In March 2002, plaintiffs’ home suffered water damage because of a toilet overflow.  This water damage was repaired by Western Building Maintenance (“Western”) in March and April 2002.  In late July 2002, plaintiffs informed State Farm and Western of a mold outbreak in their home.  Western conducted the necessary mold remediation.  This repair work ended in December 2002.  State Farm provided coverage under the first policy for the costs associated with the water damage and the mold remediation arising out of the March 2002 incident. 

In late December 2002, plaintiffs noticed that the floor near the washing machine was beginning to ridge and buckle.  On December 26, they notified State Farm of the problem, and upon inspection State Farm learned that Western had improperly inserted a drain hose from the washing machine into a wall cavity where there was no drain pipe.  As a result, water from the washing machine had drained into the wall cavity causing structural and mold damage.  Because the December 2002 damage was discovered during the period of the second policy -- which contained a mold exclusion -- State Farm denied coverage for any mold-related expenses.  Plaintiffs filed suit thereafter alleging breach of contract, breach of implied warranty, and breach of express warranty.

At trial, the court entered a directed verdict for State Farm at the close of plaintiffs’ case.  The trial court found that the damages sought--the cost associated with remediation of mold-related damage resulting from the December accident--constituted a second loss subject to the second policy, which excluded coverage for such damages.

Analysis

On appeal, plaintiffs argued that the trial court erred in finding that two separate losses occurred under the policies’ terms because it is reasonable to interpret all the damages as a single, continuing loss resulting from the March accident.  The Idaho Supreme Court disagreed and affirmed the trial court.

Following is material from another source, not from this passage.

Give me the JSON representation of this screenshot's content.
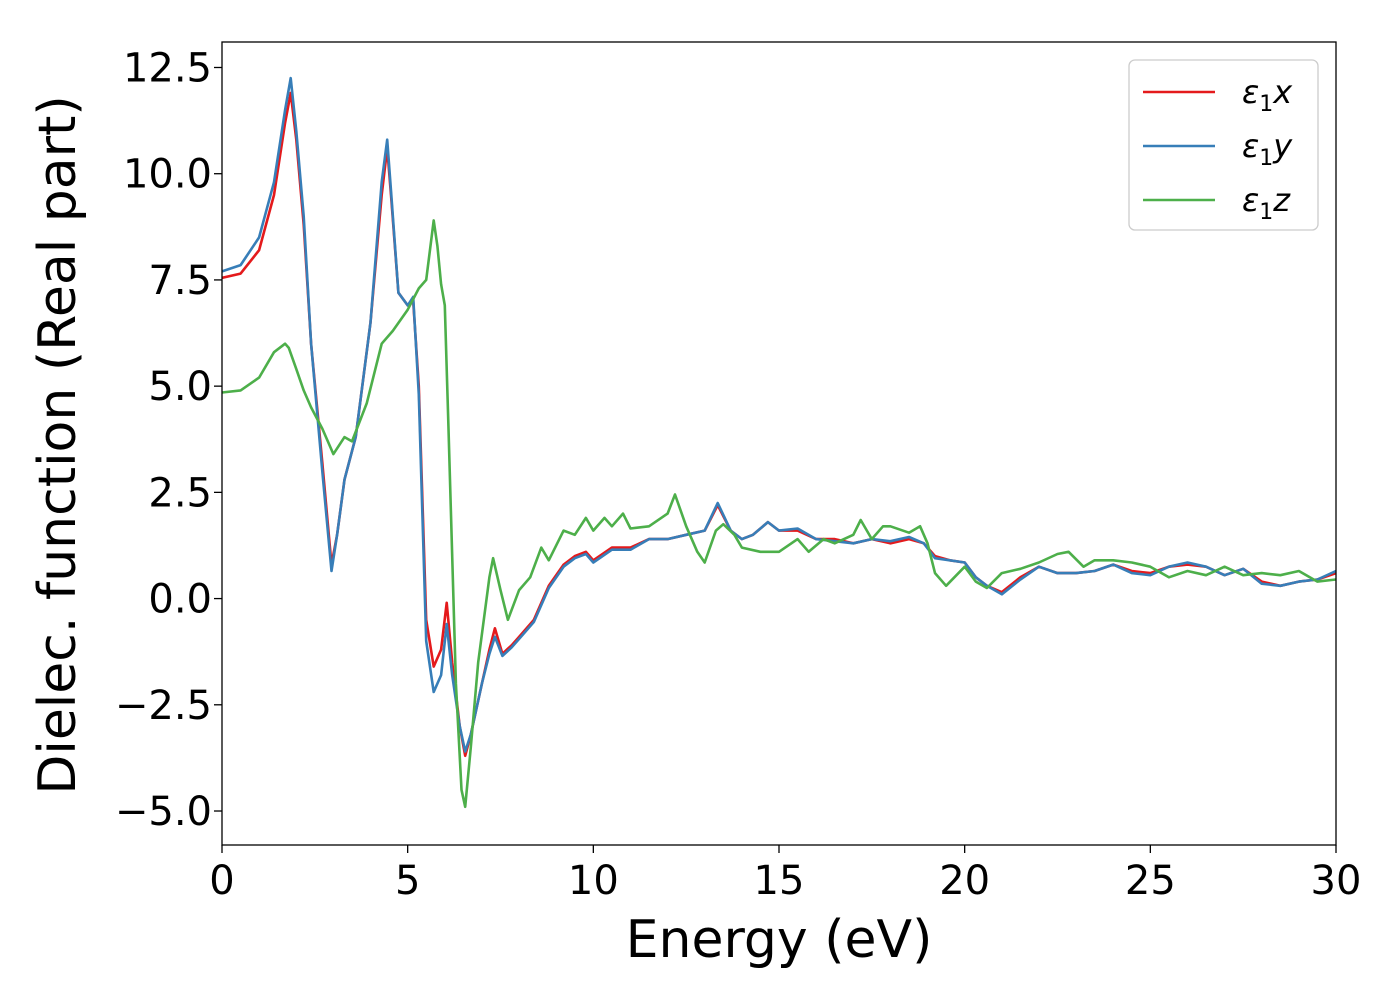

First, the Supreme Court stated that plaintiffs’ position was contrary to the language of the policy and established case law regarding the meaning of the terms “loss” and “occurs:” 

The plain language unambiguously establishes that the term ‘loss’ is contemplated by the policies to mean the resulting physical and direct damage caused by an accident. … [E]ven though the term ‘occurs’ is not defined in the policy, our case law makes clear that an accident occurs during the policy period in which the policy holder was actually damaged, and not the period in which the event giving rise to the loss occurred.

Second, the Supreme Court held that the trial court correctly concluded that there were two separate losses--the first covered by the first policy and the second covered by the second policy: 

The physical and direct cause of the December mold outbreak was the water released in December from the improperly plumbed washing machine.  The record reveals that sometime in December, as Western was concluding the remediation of the July mold, it improperly inserted a drain hose from the [insureds’] washing machine into a wall cavity where there was no drain pipe, resulting in a water release, and a subsequent mold outbreak.  Both the event directly causing the loss, the improper placement of the hose, and the resulting loss itself, the mold outbreak, occurred during the policy period of the second homeowner’s policy … Undoubtedly, the December accident would not have occurred had Western not been present … to repair the damages resulting from the March accident.  However, while the water released as a result of the March accident may have been an indirect cause of the December accident, it certainly was not the physical and direct cause.

Learning Point

The Supreme Court also rejected plaintiffs’ argument that State Farm was liable for breach of warranty because it told them that State Farm-approved contractors such as Western warranty their work for 5 years and Western provided plaintiffs with no such warranty.  “That Western did not provide a warranty to [plaintiffs] in this case is uncontested.  However, State Farm did not warrant the repairs; it only indicated that the contractor would give a five-year warranty.  Although the [plaintiffs] did not receive a warranty, . . . their remedy was to pursue the contractor for improperly reconnecting the washing machine hose.”